Monday, May 26, 2014

"Renegades"

“40 words or less” – An ambitious hotel pool boy in the late 1970’s becomes manager of Miami’s most infamous nightclub and devises a plan to assassinate Fidel Castro with the help of the club’s notorious patrons in order to open a franchise in Havana

Full Summary:
It’s 1978 and The Renegade Hotel on South Bayshore Drive in Coconut Grove is at the epicenter of the drug fueled, high-society Miami party scene.  Carlos Estrada, a handsome Cuban in his late-twenties, is a pool boy at the hotel who spends most of his time on his hands and knees scrubbing tiles while the drug kingpin guests around him constantly flaunt their money, get high and drunk and cavort with young models less than half their age.

One especially wealthy drug dealer, Ariel Mendez, soon befriends the disgruntled young man and asks him to do a series of menial tasks.  Having proven his worth, Ariel quickly takes Carlos under his wing, even inviting him as his guest to the ultra-exclusive private nightspot attached to the hotel, The Renegade Club.

According to Carlos, The Renegade Club was “the epicenter of the cocaine jazz age and 1970’s Miami decadence.  The club was so exclusive even I couldn’t walk in here as a hotel employee.  Rumor has it a yearly membership cost $20,000.  Sure, the place was ultra-exclusive but everyone who’s anyone came here on any given night.  There were flashy drug dealers, their wannabe hangers-on, gun runners, politicians and legitimate South American businessmen desperately trying to become fixtures on the burgeoning Miami nightlife scene.  The Kennedys’ were regulars and so was Governor Reagan.  There were athletes, singers, celebrities, Hollywood starlets, bankers, Cuban refugees both old and new, every hot girl within a 50 miles radius whether they were paid or not, and even the occasional exiled dictator from some small third-world Caribbean country that no one’s ever heard of.  But definitely no pool boys were here.  If you were famous or infamous, no trip to Miami would be complete without a stop at The Renegade Club.  Hell, rumor had it, local law enforcement, and even the fucking CIA, was known to visit the place, and why not?  If you wanted to know what illegal activities were going on in Miami…or Latin America or South America for that matter, and who the players are, you’d come here.  You really had to see it to believe it.”

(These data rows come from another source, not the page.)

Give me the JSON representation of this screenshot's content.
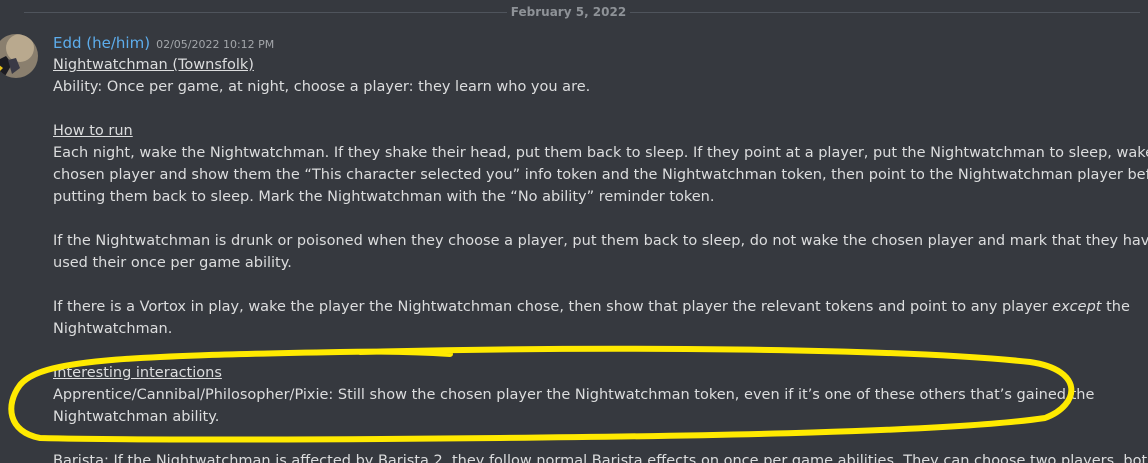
{
  "divider": {
    "date": "February 5, 2022"
  },
  "message": {
    "author": "Edd (he/him)",
    "timestamp": "02/05/2022 10:12 PM",
    "title": "Nightwatchman (Townsfolk)",
    "ability": "Ability: Once per game, at night, choose a player: they learn who you are.",
    "how_to_run_heading": "How to run",
    "how_to_run_lines": [
      "Each night, wake the Nightwatchman. If they shake their head, put them back to sleep. If they point at a player, put the Nightwatchman to sleep, wake the",
      "chosen player and show them the “This character selected you” info token and the Nightwatchman token, then point to the Nightwatchman player before",
      "putting them back to sleep. Mark the Nightwatchman with the “No ability” reminder token."
    ],
    "drunk_lines": [
      "If the Nightwatchman is drunk or poisoned when they choose a player, put them back to sleep, do not wake the chosen player and mark that they have",
      "used their once per game ability."
    ],
    "vortox_line1_before": "If there is a Vortox in play, wake the player the Nightwatchman chose, then show that player the relevant tokens and point to any player ",
    "vortox_line1_emphasis": "except",
    "vortox_line1_after": " the",
    "vortox_line2": "Nightwatchman.",
    "interactions_heading": "Interesting interactions",
    "interactions_lines": [
      "Apprentice/Cannibal/Philosopher/Pixie: Still show the chosen player the Nightwatchman token, even if it’s one of these others that’s gained the",
      "Nightwatchman ability."
    ],
    "barista_partial": "Barista: If the Nightwatchman is affected by Barista 2, they follow normal Barista effects on once per game abilities. They can choose two players, both of"
  },
  "colors": {
    "background": "#36393f",
    "text": "#dcddde",
    "username": "#5dadec",
    "timestamp": "#a3a6aa",
    "divider": "#4f545c",
    "highlight_annotation": "#ffea00"
  },
  "icons": {
    "avatar": "avatar-icon"
  }
}
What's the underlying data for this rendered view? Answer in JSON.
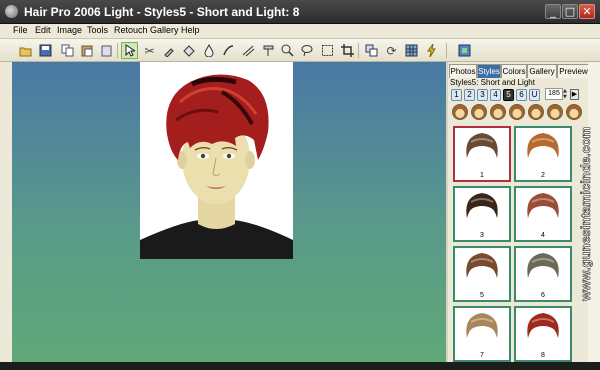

The only thing that rivaled the excesses seen and done in The Renegade Club were the actions and activities taking place in the hotel suites above.  Depravity and debauchery were the rule virtually every night in the hotel suites which offered privacy from the outside world and a place to continue the party after the club closed, or start the party before it opened.

Carlos further ingratiates himself to his new benefactor by serving as a lookout for a drug shipment coming in by sea but when Mr. Mendez offers him a more permanent position in his organization, he surprisingly declines.  When pressed on why he declines, Carlos shares his lifelong dream with Ariel.  All he wants to do is run a nightclub with the stature of The Renegade, he wants to be the center of Miami nightlife, he wants to know everyone worth knowing and, more importantly, he wants them to know him.  After hearing this, Ariel uses his contacts, and unconventional tactics, to get Carlos a job at the club but he has to start off on the bottom rung of the ladder, a busboy.

In his new position, Carlos immediately butts heads with the current manager of the club, Paco, and quickly finds himself in a predicament that could mean his life.  To save his own life, while also positioning himself to become the new manager of The Renegade, Carlos pitches a rather insane plan to Ariel.  In order to build a coalition against the current manager, Carlos presents his idea of franchising the club into other markets, the first being Havana, and giving Ariel a piece of the business.  How was he going to open up an American franchise in communist Cuba?  By assassinating Fidel Castro of course.

Although thinking Carlos is crazy for such an overture, Ariel can’t help but also think about the lure of making money off the club so he decides to back Carlo’s ascension to manager, again through the use of unconventional tactics.  Once he takes charge, Carlos devises his assassination plot with the help of the club’s notorious patrons, all of whom have their own personal and professional hatred of Castro.  He enlists old Cuban refugees involved in the Bay of Pigs, drug dealers, legitimate South American businessmen, gun runners, financiers, speedboat world champions, even a couple rogue CIA agents and a well-known Latin American singer.

Their plan is simple enough, probably too simple, and involves sending a small invasion force on a fleet of drug smuggling fishing vessels and speedboats from the Keys to infiltrate the seaside palace of Castro’s during his birthday celebration and capture him while he and his security force are distracted by the singer’s performance.  Naturally the invasion fails spectacularly, and while many of the key players go back to life in Miami like nothing happened, several others die or are captured in Cuba.  The incidence does help instigate the Mariel boatlift later on.